Développant son argumentaire, la société Google a tenté de faire valoir : que la décision de la Commission n’identifie pas, dans son comportement qui a consisté à mettre en place des améliorations qualitatives de son service de recherche sur internet, d’éléments qui s’écartent de la concurrence par les mérites ; que les pratiques incriminées constituent des améliorations qualitatives relevant de la concurrence par les mérites et qui ne sauraient être qualifiées d’abusives ; que la Commission ne pouvait pas exiger de Google qu’elle accorde aux comparateurs de produits concurrents l’accès aux services résultant de ses améliorations en matière de comparaison de produits ; que les faits qui lui étaient reprochés auraient été présentés de manière erronée, alors qu’elle aurait introduit les groupes de résultats pour produits afin d’améliorer la qualité de son service et non pour diriger le trafic vers son propre service de comparaison de produits ; qu’elle inclut déjà les comparateurs de produits concurrents, de telle sorte qu’il ne pouvait pas y avoir de favoritisme ni d’effets anticoncurrentiels ; et que l’amende qui lui a été infligée par la Commission aurait été calculée de manière erronée.

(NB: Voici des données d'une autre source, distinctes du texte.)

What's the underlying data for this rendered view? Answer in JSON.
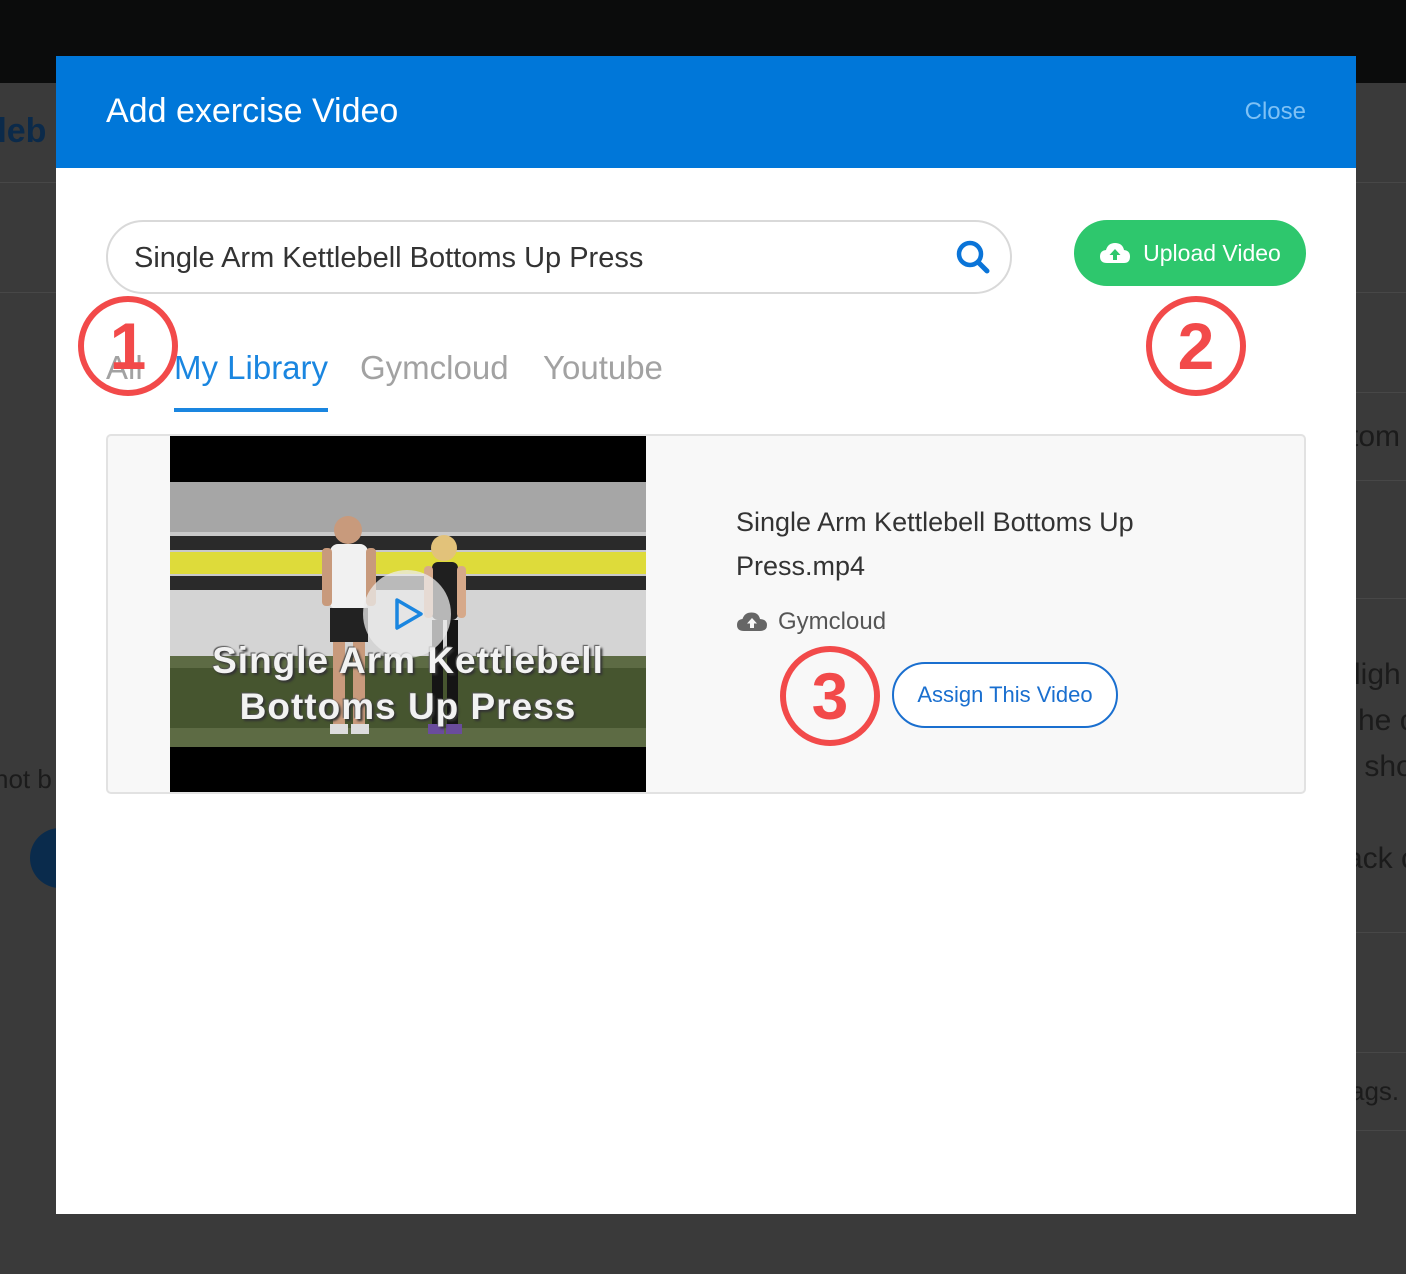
{
  "background": {
    "title_fragment": "tleb",
    "fragments": [
      "tom",
      "ligh",
      "he c",
      "r sho",
      "ack c",
      "ags.",
      "not b"
    ]
  },
  "modal": {
    "title": "Add exercise Video",
    "close_label": "Close",
    "search": {
      "value": "Single Arm Kettlebell Bottoms Up Press",
      "placeholder": ""
    },
    "upload_label": "Upload Video",
    "tabs": [
      {
        "label": "All",
        "active": false
      },
      {
        "label": "My Library",
        "active": true
      },
      {
        "label": "Gymcloud",
        "active": false
      },
      {
        "label": "Youtube",
        "active": false
      }
    ],
    "result": {
      "thumbnail_caption_line1": "Single Arm Kettlebell",
      "thumbnail_caption_line2": "Bottoms Up Press",
      "file_name": "Single Arm Kettlebell Bottoms Up Press.mp4",
      "source_label": "Gymcloud",
      "assign_label": "Assign This Video"
    }
  },
  "annotations": [
    "1",
    "2",
    "3"
  ],
  "colors": {
    "header": "#0077d9",
    "upload_button": "#2ec76d",
    "active_tab": "#1a86e0",
    "annotation": "#f24a4a"
  },
  "icons": {
    "search": "search-icon",
    "upload": "cloud-upload-icon",
    "source": "cloud-icon",
    "play": "play-icon"
  }
}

Pour statuer, le Tribunal a notamment retenu : qu’incombe à l’entreprise qui détient une position dominante, une responsabilité particulière de ne pas porter atteinte, par son comportement à une concurrence effective et non faussée, et que l’abus peut prendre la forme d’une différence de traitement non justifiée ; que la Commission a estimé que le comportement abusif reproché à Google était constitué par des éléments objectifs, à savoir le positionnement et la présentation plus favorables, dans les résultats de recherche générale de Google, du comparateur de produits de Google, que des comparateurs concurrents, et que cela contribuait à le favoriser ; que l’objectif d’une concurrence non faussée des articles 101 et 102 du TFUE implique que la concurrence s’exerce sur des bases loyales qui ne sont pas altérées par des comportements unilatéraux d’entreprises dominantes abusant de leur pouvoir sur le marché pour restreindre ou éliminer la concurrence ; qu’un abus de position dominante peut notamment correspondre à un comportement ayant pour effet de faire obstacle, par le recours à des moyens différents de ceux qui gouvernent une compétition normale sur la base des prestations des opérateurs économiques, au maintien du degré de concurrence existant ou au développement de celle-ci.
Considérant que la Commission a estimé à juste titre que Google avait abusé de sa position dominante sur les marchés nationaux de la recherche de produits, le Tribunal conclut que le recours doit être rejeté et qu’il n’y a pas lieu de modifier le quantum de la sanction pécuniaire infligée à Google.
Les principes du droit européen conduisent les instances (Commission et Tribunal) de l’Union européenne à contrôler le respect des exigences relatives notamment à la libre concurrence, par les plateformes en ligne de dimension mondiale, à l’égard tout au moins des services qu’elles offrent aux personnes et aux entreprises qui exercent, tant en qualité de producteurs que de consommateurs, leurs activités sur le territoire de l’un des États membres, et d’en sanctionner les faits de violation. En l’espèce, le montant de la condamnation pécuniaire prononcée devrait être de nature à assurer désormais ce respect, sous réserve cependant de la confirmation, par la Cour de justice de l’Union européenne, du présent jugement dont Google a fait appel.